Day 1: Maybe SOC-mas music, he thought, doesn’t come from a store?

Notes:

Hey! Before you go through this writeup try the task first by your self and if you get stuck come back and checkout the writeup.

OPSEC originally a military concept “is a process used to protect sensitive information and prevent adversaries from gaining an advantage by exploiting unintentional leaks of critical data”. The last thing you want when Ethically-hacking someone with their permission of course, is for your hack to directly lead them to finding your government issued ID on the public internet.

In the context of cyber security OPSEC focuses on not making any mistakes like reusing usernames, exposing metadata, or failing to conceal IP addresses, while doing some malicious activities.

The Day 1 task shows how bad OPSEC can leave digital breadcrumbs that can lead to your attribution and compromise.

Q: Looks like the song.mp3 file is not what we expected! Run "exiftool song.mp3" in your terminal to find out the author of the song. Who is the author?

A: Start up the AttackBox, head over to the AttackBox IP in the browser. Looking around the website scrolling down we can see that it was made by “The Glitch” and it claims that it is “Safe” and “Secure”.

Alright paste in a Youtube video URL and click on “Convert”. Select either “mp3” or “mp4” it really doesn’t matter and download the “download.zip” file.

Extract the “download.zip” file.

As the question suggests we can run the “exiftool” on the “song.mp3” file. Open a terminal and run.

exiftool song.mp3

Q: The malicious PowerShell script sends stolen info to a C2 server. What is the URL of this C2 server?

A: There is another file that was also downloaded along side the “song.mp3” file, called “somg.mp3”. This file is a bit suspicious, from the filename it self something seems wrong.

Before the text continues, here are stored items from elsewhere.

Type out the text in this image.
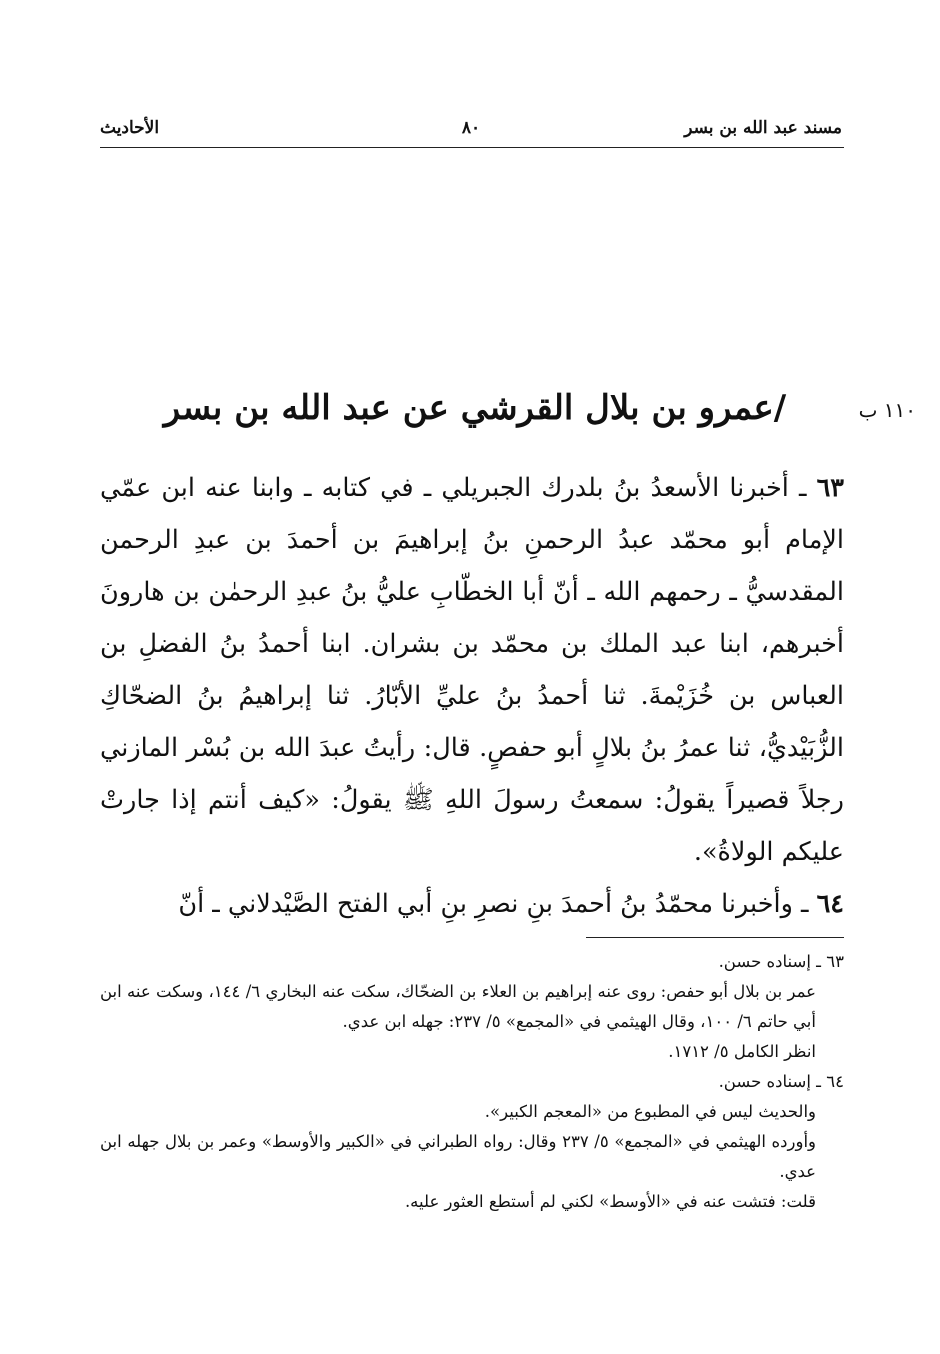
مسند عبد الله بن بسر
٨٠
الأحاديث
١١٠ ب
/عمرو بن بلال القرشي عن عبد الله بن بسر

٦٣ ـ أخبرنا الأسعدُ بنُ بلدرك الجبريلي ـ في كتابه ـ وابنا عنه ابن عمّي الإمام أبو محمّد عبدُ الرحمنِ بنُ إبراهيمَ بن أحمدَ بن عبدِ الرحمن المقدسيُّ ـ رحمهم الله ـ أنّ أبا الخطّابِ عليُّ بنُ عبدِ الرحمٰن بن هارونَ أخبرهم، ابنا عبد الملك بن محمّد بن بشران. ابنا أحمدُ بنُ الفضلِ بن العباس بن خُزَيْمةَ. ثنا أحمدُ بنُ عليِّ الأبّارُ. ثنا إبراهيمُ بنُ الضحّاكِ الزُّبَيْديُّ، ثنا عمرُ بنُ بلالٍ أبو حفصٍ. قال: رأيتُ عبدَ الله بن بُسْر المازني رجلاً قصيراً يقولُ: سمعتُ رسولَ اللهِ ﷺ يقولُ: «كيف أنتم إذا جارتْ عليكم الولاةُ».

٦٤ ـ وأخبرنا محمّدُ بنُ أحمدَ بنِ نصرِ بنِ أبي الفتح الصَّيْدلاني ـ أنّ

٦٣ ـ إسناده حسن.

عمر بن بلال أبو حفص: روى عنه إبراهيم بن العلاء بن الضحّاك، سكت عنه البخاري ٦/ ١٤٤، وسكت عنه ابن أبي حاتم ٦/ ١٠٠، وقال الهيثمي في «المجمع» ٥/ ٢٣٧: جهله ابن عدي.

انظر الكامل ٥/ ١٧١٢.

٦٤ ـ إسناده حسن.

والحديث ليس في المطبوع من «المعجم الكبير».

وأورده الهيثمي في «المجمع» ٥/ ٢٣٧ وقال: رواه الطبراني في «الكبير والأوسط» وعمر بن بلال جهله ابن عدي.

قلت: فتشت عنه في «الأوسط» لكني لم أستطع العثور عليه.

To find out more lets run the “file” command on this file.

file somg.mp3

The output shows that this file is a “MS Windows shortcut” file or also called a “.link” file. This type of file is used to link a file, folder or application. Shortcuts can also be used to run commands.

Let’s inspect this file using “exfitool”.

exiftool somg.mp3

We can see that there is a “Command Line Arguments” in this file. The command line is downloading a Powershell script (ps1) from Github repo “IS” and running it. Lets download this file and open it in a text editor.

Looks like a Infostealer Created by the one and only M.M.

You can find the answer in the $c2Url variable

Q: Who is M.M? Maybe his Github profile page would provide clues?

A: Alright we need to find out who this “M.M” is, like the question says lets take a look at this persons Github.

Github has this nifty feature that allows us not only to search repository and user name, but also parts of code. As the creator of the infostealer left his mark in the code, lets search that.

Head over to Github and search for,

Created by the one and only M.M.

There is an issue open with the line of code in it, (With so many people commenting on the issue it has been buried here is the link to the issue → https://github.com/Bloatware-WarevilleTHM/CryptoWallet-Search/issues/1 )

The original creator of this issue is “M.M”

Q: What is the number of commits on the GitHub repo where the issue was raised?

A: From the issue we discovered in the last question lets navigate to the “Code” tab.

In this tab look around and you’ll find the number of commits.

Q: If you enjoyed this task, feel free to check out the OPSEC room!

A: No Answer needed!

Q: What's with all these GitHub repos? Could they hide something else?

A: No Answer needed!

That's it for Day 1. Thank you for reading my writeup.